You may seem like you dodged the bullet when you decided to workout at an awkward time, perhaps in the middle of the week, in order to dodge certain people who make your gym experience not so enjoyable; however, you still manage to run into at least a couple of the “stereotypical” gym goers listed below:
The Girl Running for Homecoming Queen
You’ve seen her. You’ve judged her. You’ve probably caught her glancing into the full-length mirror every 5 seconds. But, what you cannot do is ignore her. She’s the girl with a full face of makeup, hair straightened and styled, wearing very little, form fitting workout clothes and hardly breaking a sweat as she hops on an elliptical for 20 minutes. Her wardrobe matches her water bottle and she’s checking out every guy who’s checking her out. She will spend entirely too much time stretching and texting and will most likely leave the gym looking exactly the same as when she arrived.

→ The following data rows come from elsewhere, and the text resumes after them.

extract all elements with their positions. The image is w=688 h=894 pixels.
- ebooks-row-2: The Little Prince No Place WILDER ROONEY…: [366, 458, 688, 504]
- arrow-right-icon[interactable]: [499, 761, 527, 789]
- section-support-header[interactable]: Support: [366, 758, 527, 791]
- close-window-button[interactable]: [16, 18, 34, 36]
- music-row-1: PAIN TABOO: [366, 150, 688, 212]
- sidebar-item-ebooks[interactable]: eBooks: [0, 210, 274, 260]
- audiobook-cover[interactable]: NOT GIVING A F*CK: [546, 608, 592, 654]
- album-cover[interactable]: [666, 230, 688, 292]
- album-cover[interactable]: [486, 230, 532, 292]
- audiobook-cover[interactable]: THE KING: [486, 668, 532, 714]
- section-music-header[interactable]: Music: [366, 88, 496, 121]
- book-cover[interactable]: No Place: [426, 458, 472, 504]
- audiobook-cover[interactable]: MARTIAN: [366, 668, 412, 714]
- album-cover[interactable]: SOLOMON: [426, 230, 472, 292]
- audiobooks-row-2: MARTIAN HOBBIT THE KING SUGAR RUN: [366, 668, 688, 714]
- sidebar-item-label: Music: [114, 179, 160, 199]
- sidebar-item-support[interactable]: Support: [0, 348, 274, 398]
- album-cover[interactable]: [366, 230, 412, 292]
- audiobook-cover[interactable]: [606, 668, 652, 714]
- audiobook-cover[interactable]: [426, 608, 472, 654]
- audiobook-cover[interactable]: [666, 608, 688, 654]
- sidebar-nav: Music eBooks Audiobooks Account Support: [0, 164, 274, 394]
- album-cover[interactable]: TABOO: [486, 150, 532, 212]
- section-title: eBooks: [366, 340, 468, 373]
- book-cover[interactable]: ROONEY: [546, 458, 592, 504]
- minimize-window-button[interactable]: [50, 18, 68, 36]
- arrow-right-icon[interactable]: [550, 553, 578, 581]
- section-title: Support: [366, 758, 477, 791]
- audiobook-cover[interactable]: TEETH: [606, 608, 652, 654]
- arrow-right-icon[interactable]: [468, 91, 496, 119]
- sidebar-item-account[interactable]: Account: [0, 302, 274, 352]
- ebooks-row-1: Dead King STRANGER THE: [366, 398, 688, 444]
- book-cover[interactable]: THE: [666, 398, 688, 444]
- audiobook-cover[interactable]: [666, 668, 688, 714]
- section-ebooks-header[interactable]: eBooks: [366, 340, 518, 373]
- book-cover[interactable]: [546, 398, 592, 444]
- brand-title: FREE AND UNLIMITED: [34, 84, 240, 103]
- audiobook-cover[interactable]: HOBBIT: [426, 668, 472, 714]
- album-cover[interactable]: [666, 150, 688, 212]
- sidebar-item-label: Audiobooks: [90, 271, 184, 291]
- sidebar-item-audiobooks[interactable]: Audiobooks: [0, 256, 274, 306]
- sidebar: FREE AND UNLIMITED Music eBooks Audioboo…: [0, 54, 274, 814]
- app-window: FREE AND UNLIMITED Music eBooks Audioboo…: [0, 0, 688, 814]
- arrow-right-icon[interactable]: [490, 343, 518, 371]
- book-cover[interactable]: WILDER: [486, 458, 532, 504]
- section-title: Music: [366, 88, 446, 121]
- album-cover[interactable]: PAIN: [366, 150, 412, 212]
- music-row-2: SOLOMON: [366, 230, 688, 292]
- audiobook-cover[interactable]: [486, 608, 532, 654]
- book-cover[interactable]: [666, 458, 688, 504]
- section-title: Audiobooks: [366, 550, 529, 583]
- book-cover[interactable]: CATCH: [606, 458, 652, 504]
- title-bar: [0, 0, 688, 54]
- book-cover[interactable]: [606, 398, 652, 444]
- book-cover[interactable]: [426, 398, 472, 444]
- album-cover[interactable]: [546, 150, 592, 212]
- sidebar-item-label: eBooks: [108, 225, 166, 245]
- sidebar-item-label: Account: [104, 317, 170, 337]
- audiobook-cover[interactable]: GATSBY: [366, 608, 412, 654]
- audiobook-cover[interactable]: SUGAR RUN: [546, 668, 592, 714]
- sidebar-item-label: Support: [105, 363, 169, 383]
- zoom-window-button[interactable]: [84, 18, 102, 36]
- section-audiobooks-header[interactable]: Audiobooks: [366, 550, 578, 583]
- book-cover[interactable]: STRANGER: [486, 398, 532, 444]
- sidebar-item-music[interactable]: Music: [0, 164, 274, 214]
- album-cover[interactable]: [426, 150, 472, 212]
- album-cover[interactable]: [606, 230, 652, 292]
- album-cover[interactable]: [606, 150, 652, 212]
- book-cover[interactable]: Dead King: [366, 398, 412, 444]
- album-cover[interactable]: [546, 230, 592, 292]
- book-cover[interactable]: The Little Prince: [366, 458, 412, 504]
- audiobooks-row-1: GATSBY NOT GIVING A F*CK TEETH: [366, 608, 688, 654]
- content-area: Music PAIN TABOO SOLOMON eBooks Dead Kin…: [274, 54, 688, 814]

He’s carrying a protein shake in one hand and sporting a cut off shirt to let everyone know how built he is. As he bench presses an ungodly amount of weight, he will grunt loud enough, making sure everyone around him knows he’s present and taking his workout more seriously than an Olympic athlete.
The Gym Couple
Okay, we get it. You love each other and working out together only proves how devoted you two are to one another. They usually come into the gym holding hands, sometimes with matching clothes, and a shared yoga mat for stretching exercises later on. They switch off taking turns on the same machine, waiting patiently for one another to finish their reps, and then awkwardly assist one another to the next activity. The guy pretends to be a fitness expert knowing everything about health and fitness as the girl stares starry eyed into her not-so-buff boyfriend. They act like they’re the only two people in the gym and things start to get a tad uncomfortable as they massage one another in the middle of the room in-between workouts.
The New Member
Poor thing has absolutely no clue what is going on. As he or she parades around the entire gym staring blankly at every machine he or she passes, you can’t help but to wonder if they’re just waiting to hop on a machine that looks semi user-friendly, or they’re in fact too shy to approach one of the workers and straight up ask them to assist them. Either way, the new member will make several rounds, covering every corner of the gym, and finally settling for a 2-mile run on a treadmill.
If you like to get your workout done in the morning then you probably ran into the grandpa/grandma before. And when I say grandpa/grandma, what I really mean is anyone over 60, working out in knee high socks and last seasons new balance sneakers. I mean granted they only stay near the equipment that's easy to use and requires the least amount of effort, but major kudos should be awarded to them for having the energy and motivation to go to the gym in the first place. That takes some dedication.
The Nosy, Social Butterfly
This person knows everything about every member at the gym because they spend more time asking about the drama that went down at the bake sale on Saturday than actually working out. They want to know the latest news about who’s hooking up with who, where the next party is being hosted, and what they should do about their messy roommate. If you encounter the nosy, social butterfly you find yourself having to pause your favorite workout song multiple times to catch half of the conversation they’re trying to hold with you. In order to avoid them, you can pretend that lifting 5-pound weight requires so much concentration to notice they’re talking to you in the first place.